Rudraksha purifies the energy field of the place/person and was used in the ancient times by the sadhus living in the forests to distinguish between consumable and poisonous plants. A rudraksha rotates clockwise when spinned on top of a food with positive energy Eg: Lemon, anti-clockwise in the presence of food containing negative energy eg: brinjal, meat and oscillates when the energy is neither positive nor negative. Eg: potato.
We also saw mango trees of over a hundred years which looked beautiful and majestic. The garden also had Silver Oak trees, which are omnipresent in the tea gardens. The specialty of an oak tree is that it absorbs water during the rainy days and discharges them slowly during the dry season, as a resultant it keeps the plantation around it healthy and green, unlike Eucalyptus or Sandalwood, which are more parasitic in nature and tend to suck all the water in its surroundings causing the farmers to avoid having any of them near their crops.
The garden also had a sandalwood tree which was about 225 years old. Best time to harvest a sandalwood tree is when it is between 35 – 40 years in a natural environment. Farm Harvesting of sandalwood almost halves the maturity period. Trees older than the harvesting period lose a lot of its incense quality and are generally show pieces like the one in this garden. We tried to smell the bark and it had a faint sandal smell.

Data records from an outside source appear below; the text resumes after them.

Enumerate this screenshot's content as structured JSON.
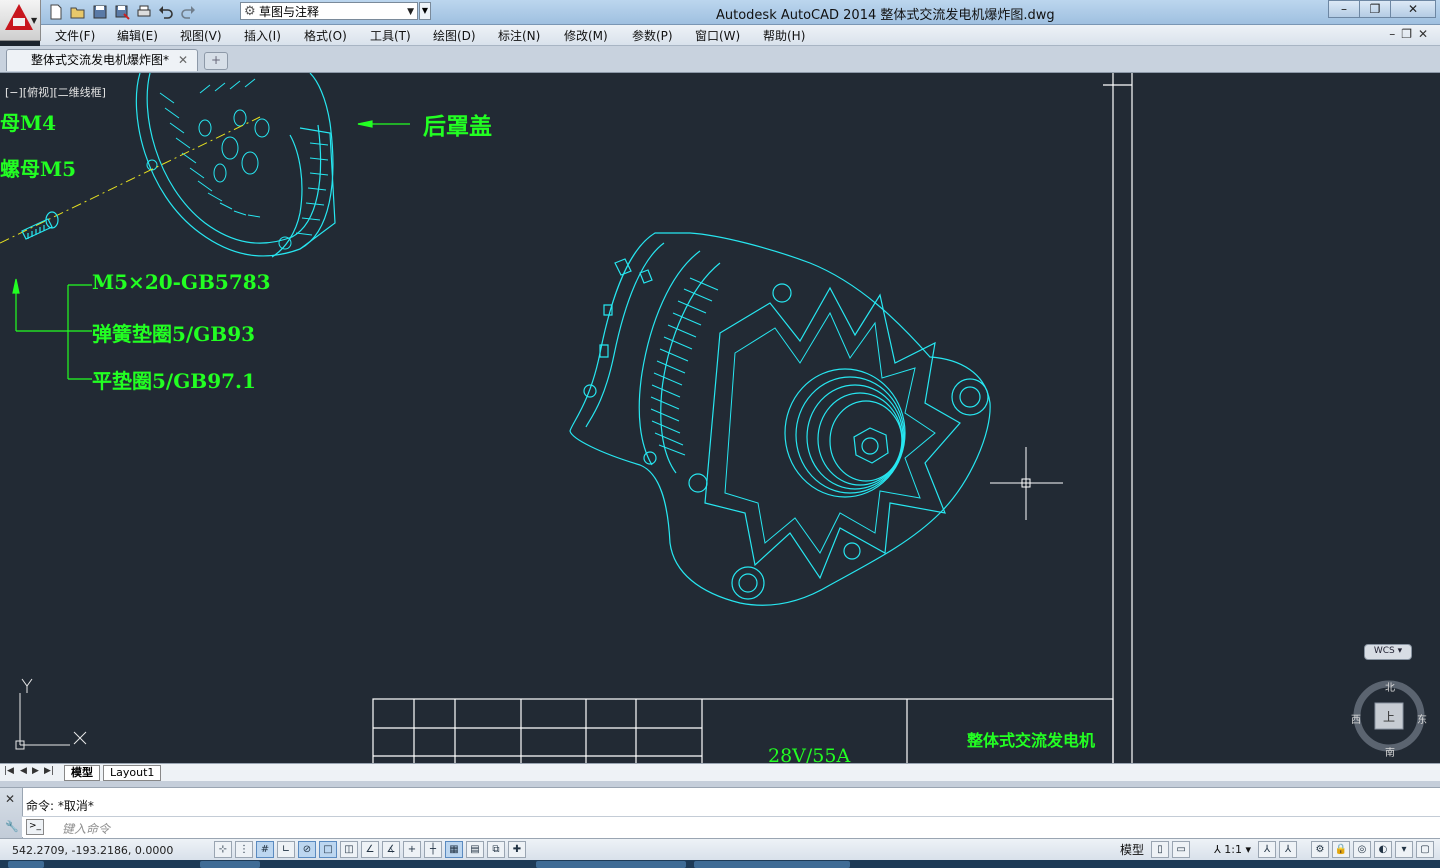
{
  "app": {
    "title": "Autodesk AutoCAD 2014    整体式交流发电机爆炸图.dwg",
    "workspace": "草图与注释"
  },
  "menus": [
    "文件(F)",
    "编辑(E)",
    "视图(V)",
    "插入(I)",
    "格式(O)",
    "工具(T)",
    "绘图(D)",
    "标注(N)",
    "修改(M)",
    "参数(P)",
    "窗口(W)",
    "帮助(H)"
  ],
  "file_tab": {
    "label": "整体式交流发电机爆炸图*"
  },
  "viewport": {
    "label": "[−][俯视][二维线框]",
    "annotations": {
      "nut_m4": "母M4",
      "nut_m5": "螺母M5",
      "rear_cover": "后罩盖",
      "bolt": "M5×20-GB5783",
      "spring_washer": "弹簧垫圈5/GB93",
      "flat_washer": "平垫圈5/GB97.1",
      "title_block_name": "整体式交流发电机",
      "rating": "28V/55A"
    },
    "ucs": {
      "y": "Y",
      "x": "X"
    },
    "viewcube": {
      "wcs": "WCS",
      "north": "北",
      "south": "南",
      "east": "东",
      "west": "西",
      "face": "上"
    }
  },
  "layout_tabs": [
    {
      "label": "模型",
      "active": true
    },
    {
      "label": "Layout1",
      "active": false
    }
  ],
  "command": {
    "history": "命令: *取消*",
    "placeholder": "键入命令"
  },
  "status": {
    "coords": "542.2709,  -193.2186,  0.0000",
    "model_label": "模型",
    "scale": "1:1"
  },
  "colors": {
    "drawing_bg": "#222a34",
    "wireframe": "#27e6f0",
    "annotation": "#22ff22",
    "frame": "#ffffff"
  }
}
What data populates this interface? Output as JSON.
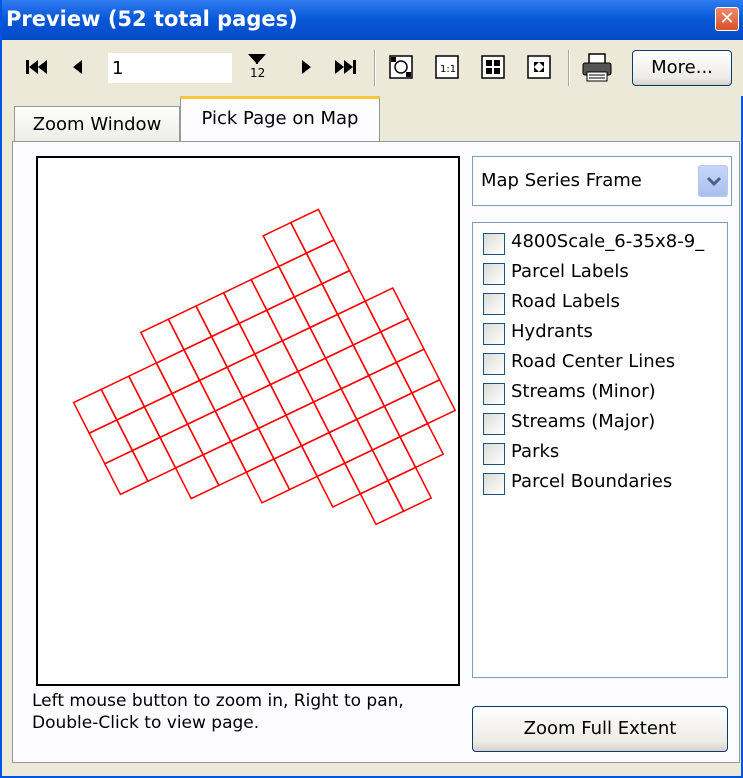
{
  "window": {
    "title": "Preview (52 total pages)",
    "close_icon": "close-icon"
  },
  "toolbar": {
    "first_page_icon": "first-page-icon",
    "prev_page_icon": "previous-page-icon",
    "page_number": "1",
    "goto_page_icon": "go-to-page-icon",
    "goto_page_label": "12",
    "next_page_icon": "next-page-icon",
    "last_page_icon": "last-page-icon",
    "view_icons": [
      "zoom-whole-page-icon",
      "actual-size-icon",
      "fit-width-icon",
      "fit-page-icon"
    ],
    "print_icon": "printer-icon",
    "more_label": "More..."
  },
  "tabs": [
    {
      "label": "Zoom Window",
      "active": false
    },
    {
      "label": "Pick Page on Map",
      "active": true
    }
  ],
  "map": {
    "grid_color": "#ff0000",
    "index_pages": 52
  },
  "hint": {
    "line1": "Left mouse button to zoom in, Right to pan,",
    "line2": "Double-Click to view page."
  },
  "frame_select": {
    "value": "Map Series Frame"
  },
  "layers": [
    {
      "label": "4800Scale_6-35x8-9_",
      "checked": false
    },
    {
      "label": "Parcel Labels",
      "checked": false
    },
    {
      "label": "Road Labels",
      "checked": false
    },
    {
      "label": "Hydrants",
      "checked": false
    },
    {
      "label": "Road Center Lines",
      "checked": false
    },
    {
      "label": "Streams (Minor)",
      "checked": false
    },
    {
      "label": "Streams (Major)",
      "checked": false
    },
    {
      "label": "Parks",
      "checked": false
    },
    {
      "label": "Parcel Boundaries",
      "checked": false
    }
  ],
  "zoom_full_label": "Zoom Full Extent",
  "colors": {
    "title_bar": "#0a59d8",
    "window_face": "#ece9d8",
    "tab_highlight": "#ffc83c"
  }
}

What I was most impressed about was the vanilla plant which was a humble looking creeper plant, which needs careful maintenance and an expert care. Our guide told us that vanilla pods contain a male and a female flower which needs to be manually pollinated before 8 AM every day for 5 continuous months for it to be successful. This is a very intricate process, right from identification of the gender of the flower to the manual pollination process and requires experts all through the way.
The 30 minute tour around the spice garden gave me a very good appreciation of the little ingredients that add spice to our food and life. It is amazing how much work goes into each of them and how little we know and appreciate it. Kudos to the farmers and all those involved in the process of bringing the spice into our food.
1) The tour is called The Chirackal Spice Garden Tour and is located in a town called Poopara in Thekkady road towards Munnar.
2) You may buy your tickets in the shop outside the Spice Garden and will be allotted a guide.
3) You may find a variety of spices from the garden and many more sourced locally. Tea leaves are an interesting buy.
1) Each of the spices have a different bloom season and it is very unlikely that you see all the spices at the most appropriate times, which is just before harvest.
2) Please check if your guide can speak a language comfortable for you to follow as much of the detailed explanations are verbal.
3) Please consult your doctor or make your own research before you take any remedy suggested here for your ailment.